July 17, 2015

July 18th, 2015 by

Dean Degenhardt 30.5We begin every morning by passing the weather sheet around the guide table. As it goes from hand to hand, you can almost see the wheels begin to turn. Every good guide knows that weather rules the walleye world. Each guide has his own guess as to what the day will hold, but we truly don’t know until we get on the water and the experiments begin. In different areas, in different orders, and at different speeds, we all apply the SWWL Formula. We let the fish tell us what is going to work by fishing fast, slow, deep, shallow, sand, rock, suspended, weeds, mega sand, and everything in between.

This week was a perfect example of why the Formula works. It began with variable weather and a large number of walleyes using main lake deep water rock structures (avg. 30 ft.). The weather shifted mid-week with torrential rains and storms followed by more stable conditions with heat and humidity. There were inches of rain this week. By the end of the week most of the active fish including big ones were being caught in much shallower water on main lake sand and even on transition sand in 12 – 20 ft. of water. The only way to win consistently was to be aggressively flexible and continuously searching.

Scanning and “Spot and Stalk” were critical components to this week’s success. If you pulled up to a spot and just started fishing live bait at .3 mph, then it would take you 30 minutes to learn what you could figure out in 3 minutes of scanning a structure with your electronics. We use Lowrance HDS products and they are awesome tools. In the end, a guide’s day boils down to math and efficiency. The more experiments you try, the more you scan, the faster you learn, and the more water you cover exponentially increases the odds of having a good to great day.

“Spot and Stalk” is a tactic that we have used more and more in the past few seasons. It requires open minded guests and discipline. There are many variations, but I usually have my guests reel up and I tell them to get ready. I drive the boat in reverse over structure quickly until I mark high quality hooks and then I pop the boat in to forward and say, “drop ‘em. Good arcs 3 ft. off the bottom in 25. Let your jigs hit bottom, make two turns on your reel and hold it steady!” Within 2 – 4 minutes we either get them or we don’t and then we move on. When it works, it feels great, but most of the time it is lose, lose, win, lose, ½ win, lose, win. It is hard work, but at the end of the day, you usually have a much better idea of what the walleyes are doing than the guys that are spot on spot sitters.

When the walleyes are spread out in all depth zones, our volume always suffers a bit. You just spend more time looking.

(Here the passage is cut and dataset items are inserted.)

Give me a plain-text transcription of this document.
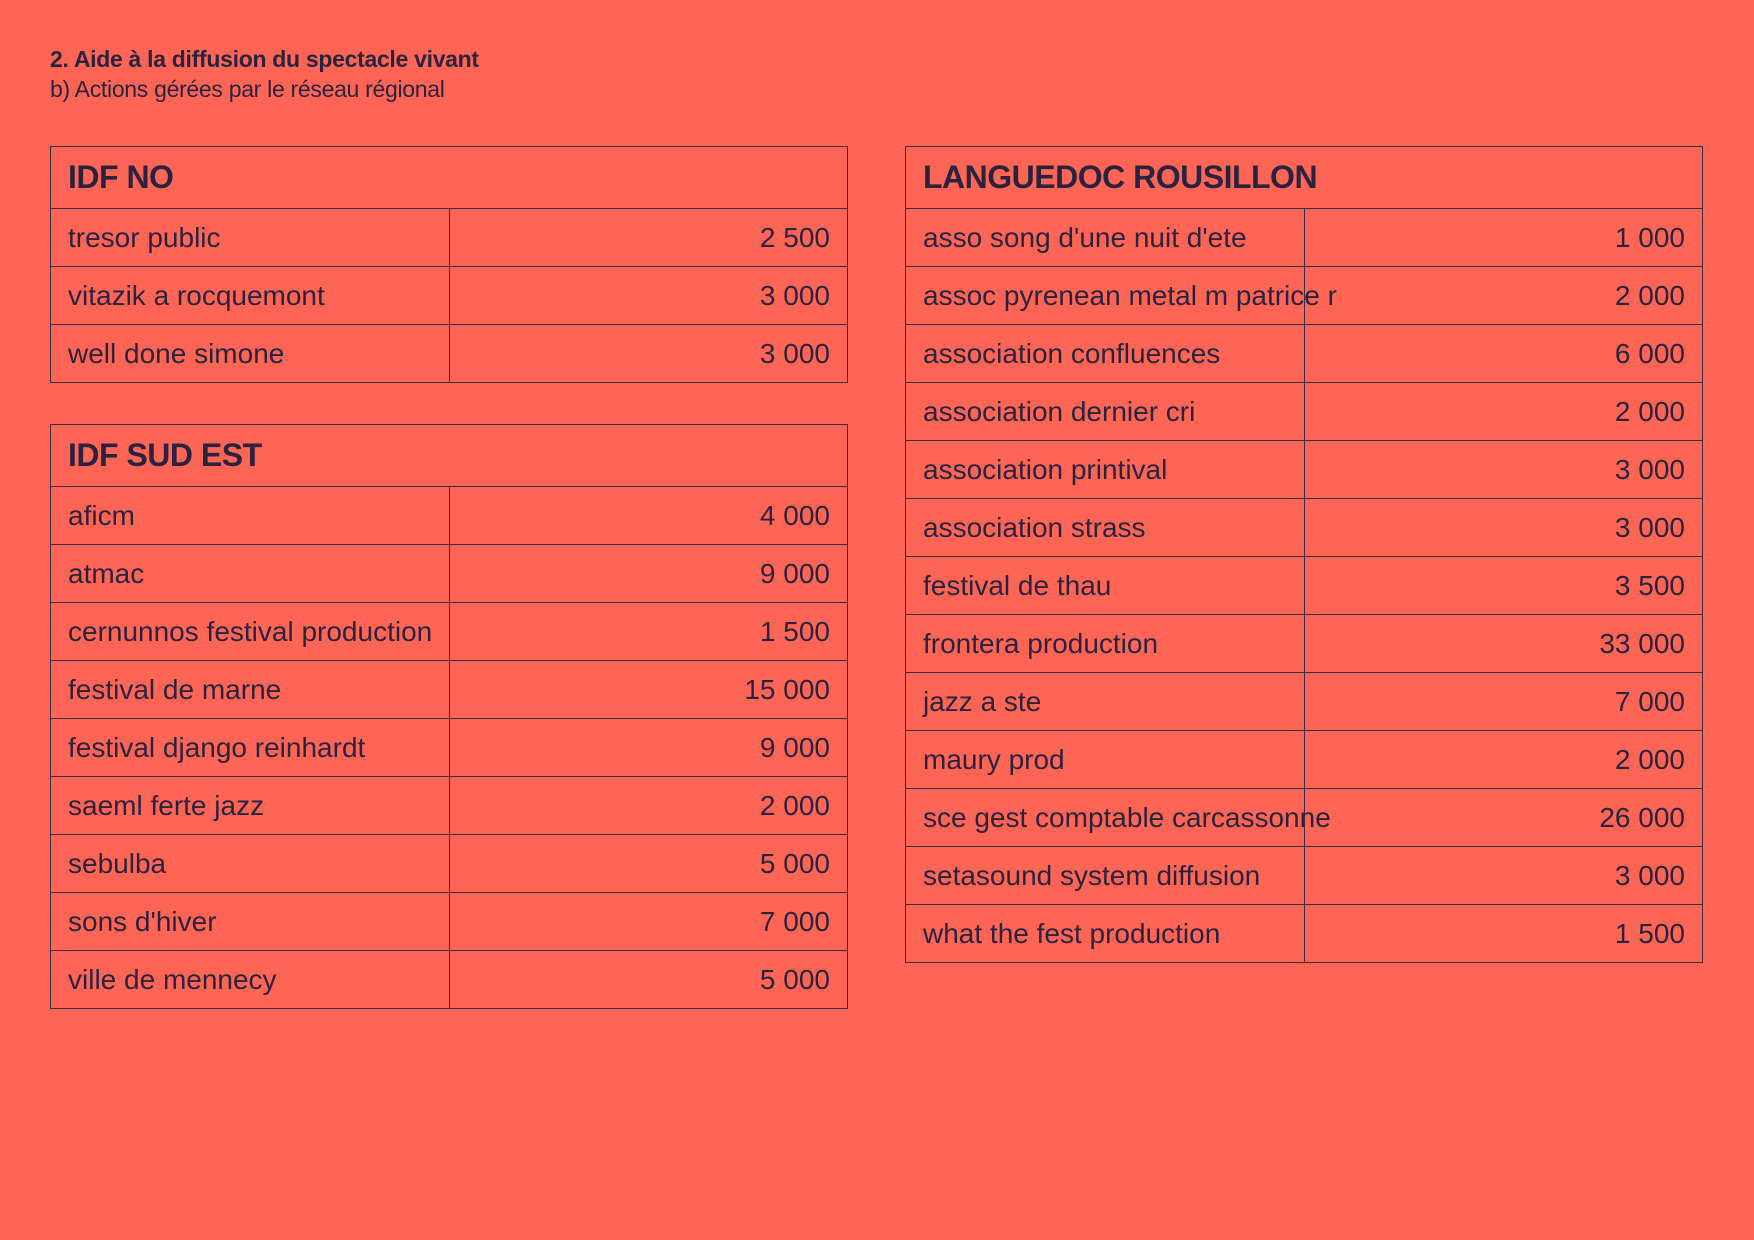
2. Aide à la diffusion du spectacle vivant
b) Actions gérées par le réseau régional
IDF NO	
tresor public	2 500
vitazik a rocquemont	3 000
well done simone	3 000
IDF SUD EST	
aficm	4 000
atmac	9 000
cernunnos festival production	1 500
festival de marne	15 000
festival django reinhardt	9 000
saeml ferte jazz	2 000
sebulba	5 000
sons d'hiver	7 000
ville de mennecy	5 000
LANGUEDOC ROUSILLON	
asso song d'une nuit d'ete	1 000
assoc pyrenean metal m patrice r	2 000
association confluences	6 000
association dernier cri	2 000
association printival	3 000
association strass	3 000
festival de thau	3 500
frontera production	33 000
jazz a ste	7 000
maury prod	2 000
sce gest comptable carcassonne	26 000
setasound system diffusion	3 000
what the fest production	1 500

Daily guide sheets averaged 35 – 40 walleyes over 18 in. per boat. The highest daily total was 80. For the week, we caught and released 50 walleyes over 27 in., including 11 – 28s, 3 – 29s, and 2 – 30s.

Big pike fishing kicked back into high gear again this week. Roughly 10% of our total effort was spent chasing pike, yet there were 12 over 37 in. caught this week, including 3 – 40s, 1 – 42, and 2 – 43’s. Top end Lac Seul pike aren’t just long, they are thick and this week’s big fish were giants. Spoons, in-line spinners, and glide baits were key producers in and around the weed beds close to deep water.

The Take Away:

There is a reason for the Formula – it works. Keep an open mind, search broadly, cover water, let the fish tell you what they are doing, and adjust. And tomorrow – do it again. There is no easy answer, so don’t look for one.